Would not your Court be prostituted beneath the contempt of all mankind? What man would feel that his liberties were safe, his right of person or property was secure, if the Supreme bench, that august tribunal, the highest on earth, was brought down to that low, dirty pool wherein the judges are to give pledges in advance how they will decide all the questions which may be brought before them? It is a proposition to make that Court the corrupt, unscrupulous tool of a political party. But Mr. Lincoln cannot conscientiously submit, he thinks, to the decision of a court composed of a majority of Democrats. If he cannot, how can he expect us to have confidence in a court composed of a majority of Republicans, selected for the purpose of deciding against the Democracy, and in favor of the Republicans? The very proposition carries with it the demoralization and degradation destructive of the judicial department of the federal government.
I say to you, fellow citizens, that I have no warfare to make upon the Supreme Court because of the Dred Scott decision. I have no complaints to make against that Court, because of that decision. My private opinions on some points of the case may have been one way and on other points of the case another; in some things concurring with the Court and in others dissenting; but what have my private opinions in a question of law to do with the decision after it has been pronounced by the highest judicial tribunal known to the Constitution? You, sir [addressing the chairman of the meeting], as an eminent lawyer, have a right to entertain your opinions on any question that comes before the court and to appear before the tribunal and maintain them boldly and with tenacity until the final decision shall have been pronounced, and then, sir, whether you are sustained or overruled your duty as a lawyer and a citizen is to bow in deference to that decision. I intend to yield obedience to the decisions of the highest tribunals in the land in all cases whether their opinions are in conformity with my views as a lawyer or not. When we refuse to abide by judicial decisions what protection is there left for life and property? To whom shall you appeal? To mob law, to partisan caucuses, to town meetings, to revolution? Where is the remedy when you refuse obedience to the constituted authorities? I will not stop to inquire whether I agree or disagree with all the opinions expressed by Judge Taney or any other judge. It is enough for me to know that the decision has been made. It has been made by a tribunal appointed by the Constitution to make it; it was a point within their jurisdiction, and I am bound by it. . . .

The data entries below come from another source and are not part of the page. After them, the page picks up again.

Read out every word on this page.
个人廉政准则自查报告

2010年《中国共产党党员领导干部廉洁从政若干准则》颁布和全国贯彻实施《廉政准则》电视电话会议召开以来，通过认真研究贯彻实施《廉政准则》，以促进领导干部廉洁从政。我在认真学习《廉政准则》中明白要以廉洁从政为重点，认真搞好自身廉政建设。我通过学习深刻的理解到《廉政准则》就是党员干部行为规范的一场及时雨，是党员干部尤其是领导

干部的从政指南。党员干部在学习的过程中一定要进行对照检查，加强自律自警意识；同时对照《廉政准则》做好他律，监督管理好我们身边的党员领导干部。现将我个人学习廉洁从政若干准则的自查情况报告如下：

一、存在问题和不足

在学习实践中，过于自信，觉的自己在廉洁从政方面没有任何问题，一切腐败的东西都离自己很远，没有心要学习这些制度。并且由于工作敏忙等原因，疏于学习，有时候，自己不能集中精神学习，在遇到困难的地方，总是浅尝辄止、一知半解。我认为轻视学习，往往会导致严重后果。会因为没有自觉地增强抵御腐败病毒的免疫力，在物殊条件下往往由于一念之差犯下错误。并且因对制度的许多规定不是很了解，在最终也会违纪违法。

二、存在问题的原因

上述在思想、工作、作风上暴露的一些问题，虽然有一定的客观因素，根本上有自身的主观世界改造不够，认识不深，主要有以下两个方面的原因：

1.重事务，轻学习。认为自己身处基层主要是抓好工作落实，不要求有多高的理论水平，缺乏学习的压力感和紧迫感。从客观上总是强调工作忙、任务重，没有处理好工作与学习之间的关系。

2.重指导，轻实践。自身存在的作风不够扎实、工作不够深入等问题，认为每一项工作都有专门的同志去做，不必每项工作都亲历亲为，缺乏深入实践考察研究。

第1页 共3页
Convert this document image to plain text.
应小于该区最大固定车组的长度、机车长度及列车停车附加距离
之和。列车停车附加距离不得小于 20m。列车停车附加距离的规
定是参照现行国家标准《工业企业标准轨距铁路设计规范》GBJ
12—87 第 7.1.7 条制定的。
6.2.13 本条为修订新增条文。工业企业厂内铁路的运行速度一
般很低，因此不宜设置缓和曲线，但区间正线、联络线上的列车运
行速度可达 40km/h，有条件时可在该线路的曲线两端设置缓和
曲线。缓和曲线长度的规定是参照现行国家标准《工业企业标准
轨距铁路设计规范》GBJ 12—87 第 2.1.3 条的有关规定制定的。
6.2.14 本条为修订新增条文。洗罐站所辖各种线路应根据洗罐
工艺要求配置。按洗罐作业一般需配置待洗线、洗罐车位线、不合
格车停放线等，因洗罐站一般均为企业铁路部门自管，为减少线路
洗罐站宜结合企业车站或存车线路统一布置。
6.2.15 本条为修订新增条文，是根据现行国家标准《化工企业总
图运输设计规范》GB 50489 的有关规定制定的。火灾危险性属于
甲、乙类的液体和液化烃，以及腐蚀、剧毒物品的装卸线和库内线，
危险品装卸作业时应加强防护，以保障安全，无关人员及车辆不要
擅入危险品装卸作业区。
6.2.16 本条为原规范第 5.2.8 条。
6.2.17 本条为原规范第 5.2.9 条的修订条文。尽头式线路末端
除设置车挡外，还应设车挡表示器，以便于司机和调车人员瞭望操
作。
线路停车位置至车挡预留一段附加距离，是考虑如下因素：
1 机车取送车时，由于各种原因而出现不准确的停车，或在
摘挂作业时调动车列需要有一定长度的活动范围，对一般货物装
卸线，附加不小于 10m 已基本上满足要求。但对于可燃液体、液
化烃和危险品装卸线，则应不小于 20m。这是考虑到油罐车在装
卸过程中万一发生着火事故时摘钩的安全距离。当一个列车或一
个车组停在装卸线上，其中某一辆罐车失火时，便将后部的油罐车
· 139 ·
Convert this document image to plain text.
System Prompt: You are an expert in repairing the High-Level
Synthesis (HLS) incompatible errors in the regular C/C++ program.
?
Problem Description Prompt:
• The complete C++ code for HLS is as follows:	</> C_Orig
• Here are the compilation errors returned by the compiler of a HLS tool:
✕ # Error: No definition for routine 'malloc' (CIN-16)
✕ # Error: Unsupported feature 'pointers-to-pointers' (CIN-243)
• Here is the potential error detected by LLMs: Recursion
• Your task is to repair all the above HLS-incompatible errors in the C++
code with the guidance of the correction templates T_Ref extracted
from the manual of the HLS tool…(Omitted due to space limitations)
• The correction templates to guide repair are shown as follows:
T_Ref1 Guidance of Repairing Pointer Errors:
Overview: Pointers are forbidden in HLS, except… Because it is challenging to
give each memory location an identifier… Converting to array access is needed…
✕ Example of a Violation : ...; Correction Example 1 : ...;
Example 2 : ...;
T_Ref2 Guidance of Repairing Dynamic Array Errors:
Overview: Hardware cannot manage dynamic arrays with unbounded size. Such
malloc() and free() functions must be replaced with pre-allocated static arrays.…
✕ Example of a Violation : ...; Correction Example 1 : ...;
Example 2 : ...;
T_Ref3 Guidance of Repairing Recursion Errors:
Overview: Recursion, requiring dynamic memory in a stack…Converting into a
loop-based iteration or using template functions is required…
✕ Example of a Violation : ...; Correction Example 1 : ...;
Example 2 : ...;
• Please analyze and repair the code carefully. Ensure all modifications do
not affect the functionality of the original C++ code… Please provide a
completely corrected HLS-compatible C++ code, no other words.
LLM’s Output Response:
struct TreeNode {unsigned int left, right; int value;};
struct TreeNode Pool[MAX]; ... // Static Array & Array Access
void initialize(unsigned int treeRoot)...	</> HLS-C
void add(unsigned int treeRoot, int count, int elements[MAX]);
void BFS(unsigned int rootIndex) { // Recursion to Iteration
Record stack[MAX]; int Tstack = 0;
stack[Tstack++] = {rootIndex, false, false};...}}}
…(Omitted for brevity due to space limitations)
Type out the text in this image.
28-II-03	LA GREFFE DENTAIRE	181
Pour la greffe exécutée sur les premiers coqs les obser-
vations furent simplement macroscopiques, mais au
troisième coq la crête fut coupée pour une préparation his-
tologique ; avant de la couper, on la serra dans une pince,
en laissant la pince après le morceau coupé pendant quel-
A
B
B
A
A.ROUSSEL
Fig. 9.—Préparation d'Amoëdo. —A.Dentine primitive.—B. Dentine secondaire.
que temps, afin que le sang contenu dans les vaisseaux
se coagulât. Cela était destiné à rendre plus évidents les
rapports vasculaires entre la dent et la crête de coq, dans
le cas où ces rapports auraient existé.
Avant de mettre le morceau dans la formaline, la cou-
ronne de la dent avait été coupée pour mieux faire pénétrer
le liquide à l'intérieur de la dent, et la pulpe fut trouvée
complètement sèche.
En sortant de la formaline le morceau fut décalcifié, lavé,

- 1. Douglas referred to Lincoln’s “House Divided” speech, in which he accused Douglas, former president Franklin Pierce (1804–1869), Chief Justice Roger Taney (1777– 1864), and current president James Buchanan (1791–1868) of a conspiracy, including the Dred Scott decision, to make slavery legal nationwide.
- 2. Part of the Missouri Compromise.
- 3. A reference to Lincoln’s “Spot Resolutions.” As a congressman opposed to war with Mexico, Lincoln had proposed resolutions calling for President Polk to identify the spots on American soil where Mexican soldiers had spilled American blood. The claimed attack by Mexican forces was a cause of the war, according to Polk.
- 4. Marbury v. Madison and McCulloch v. Maryland.